A necessidade de combater os altos índices de jovens que nem estudam nem trabalham no Brasil
Enviada em 26/06/2020
Juventude Ociosa
No Brasil, quase 11 milhões de jovens de 15 a 29 anos não estão ocupados no mercado de trabalho e nem estudando ou se qualificando, segundo IBGE. Nesse contexto, a desocupação dos jovens é um grande desafio à manutenção da sociedade brasileira, sobretudo, não só pelo forte impacto no sistema previdenciário, mas também pela manutenção da economia do país.

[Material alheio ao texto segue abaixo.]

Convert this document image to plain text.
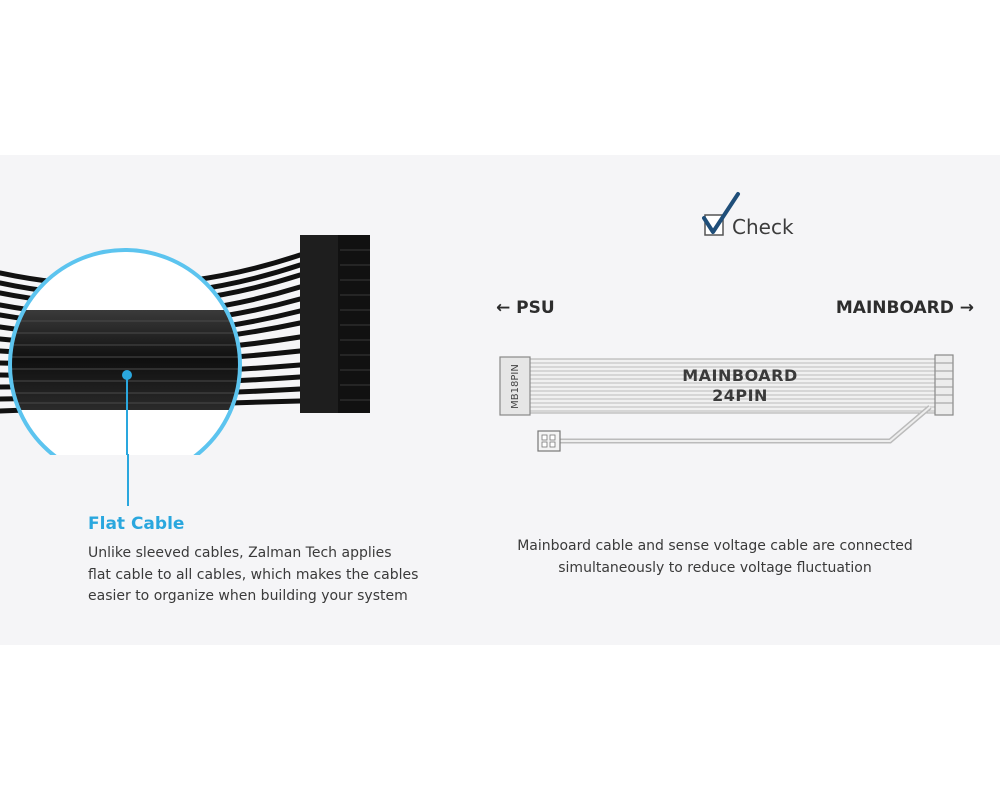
Flat Cable
Unlike sleeved cables, Zalman Tech applies
flat cable to all cables, which makes the cables
easier to organize when building your system
Check
← PSU	MAINBOARD →
MB18PIN	MAINBOARD
24PIN
Mainboard cable and sense voltage cable are connected
simultaneously to reduce voltage fluctuation
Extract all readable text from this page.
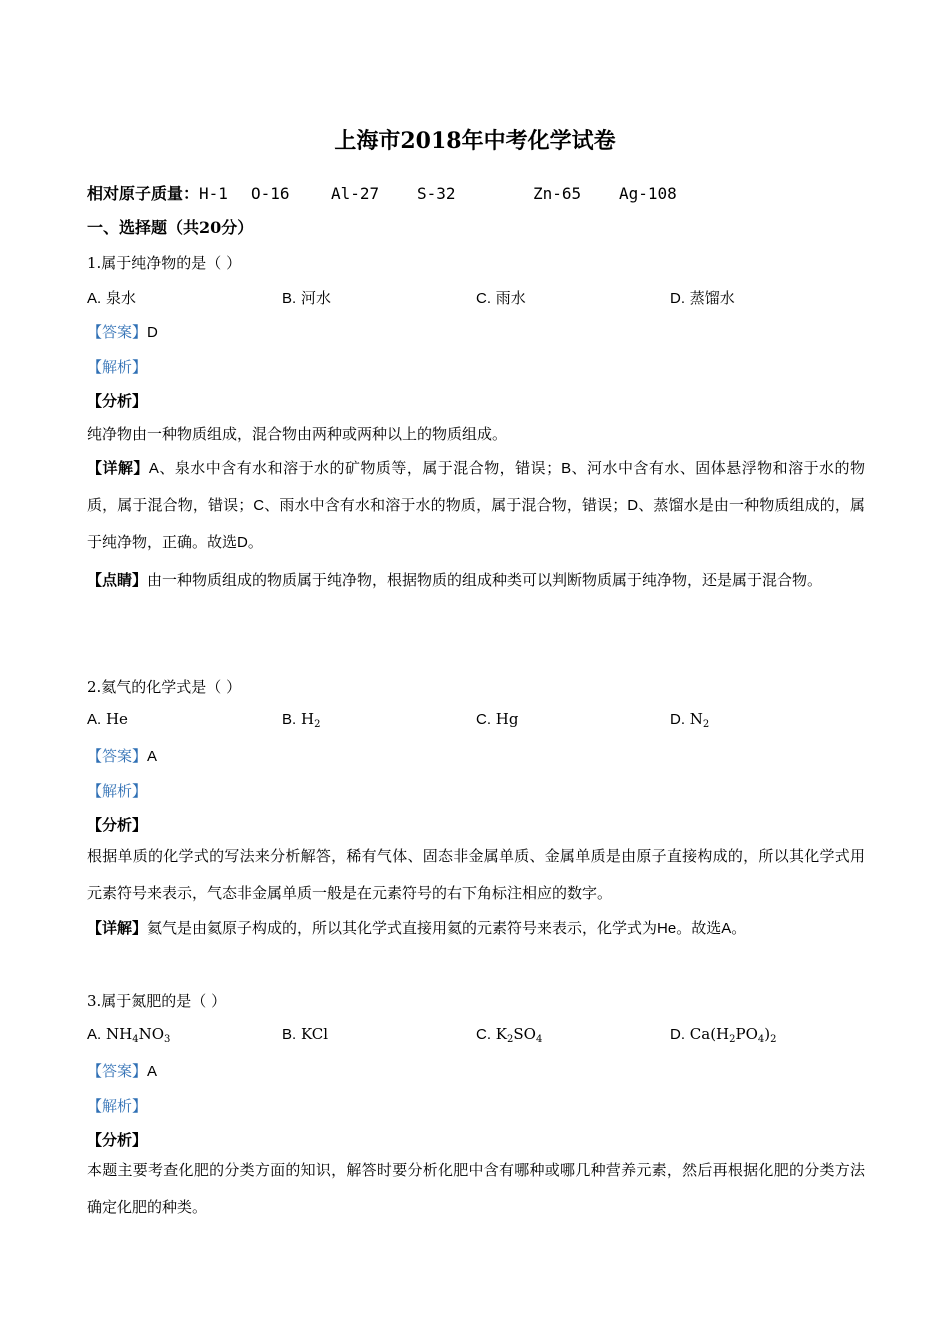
上海市2018年中考化学试卷
相对原子质量：H-1 O-16	Al-27 S-32	Zn-65 Ag-108
一、选择题（共20分）
1.属于纯净物的是（ ）
A. 泉水	B. 河水	C. 雨水	D. 蒸馏水
【答案】D
【解析】
【分析】
纯净物由一种物质组成，混合物由两种或两种以上的物质组成。
【详解】A、泉水中含有水和溶于水的矿物质等，属于混合物，错误；B、河水中含有水、固体悬浮物和溶于水的物质，属于混合物，错误；C、雨水中含有水和溶于水的物质，属于混合物，错误；D、蒸馏水是由一种物质组成的，属于纯净物，正确。故选D。
【点睛】由一种物质组成的物质属于纯净物，根据物质的组成种类可以判断物质属于纯净物，还是属于混合物。
2.氦气的化学式是（ ）
A. He	B. $H_2$	C. Hg	D. $N_2$
【答案】A
【解析】
【分析】
根据单质的化学式的写法来分析解答，稀有气体、固态非金属单质、金属单质是由原子直接构成的，所以其化学式用元素符号来表示，气态非金属单质一般是在元素符号的右下角标注相应的数字。
【详解】氦气是由氦原子构成的，所以其化学式直接用氦的元素符号来表示，化学式为He。故选A。
3.属于氮肥的是（ ）
A. $NH_4NO_3$	B. KCl	C. $K_2SO_4$	D. $Ca(H_2PO_4)_2$
【答案】A
【解析】
【分析】
本题主要考查化肥的分类方面的知识，解答时要分析化肥中含有哪种或哪几种营养元素，然后再根据化肥的分类方法确定化肥的种类。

Logo, são necessárias medidas governamentais para combater esse problema.
De fato, devido ao modelo de contribuição, é notória a consonância entre a baixa quantidade de jovens entrando no mercado de trabalho e um sistema previdenciário deficitário. Em relação a isso, com menos jovens entrando no sistema e mais brasileiros se aposentando, o desequilíbrio nas contas tende a aumentar, comprometendo cada vez mais a capacidade da Previdência Social que, em 2018, teve um rombo recorde de R$ 290,2 bilhões, segundo o INSS. Portanto, tal calamidade requer uma intervenção do poder público a fim de garantir os direitos dos cidadãos.
Ademais, os jovens tem a tendência de ser mais produtivos e costuma incorporar tecnologias com mais rapidez, o que fomenta o crescimento econômico do país. Além disso, representam atualmente um quarto da população o que comprova o papel transformador do cenário econômico do Brasil. Assim, o governo deve dar mais atenção a essa situação preocupante.
Destarte, a desocupação dos jovens é um problema grave e precisa ser combatida no Brasil. Para isso, o governo deve amplamente investir no ensino Médio Técnico e nos institutos federais espalhados pelo país, e pontualmente no fomento à disponibilidade de vagas para jovens em busca do primeiro emprego. Desse modo, com essas medidas, nosso país não mais terá uma juventude ociosa.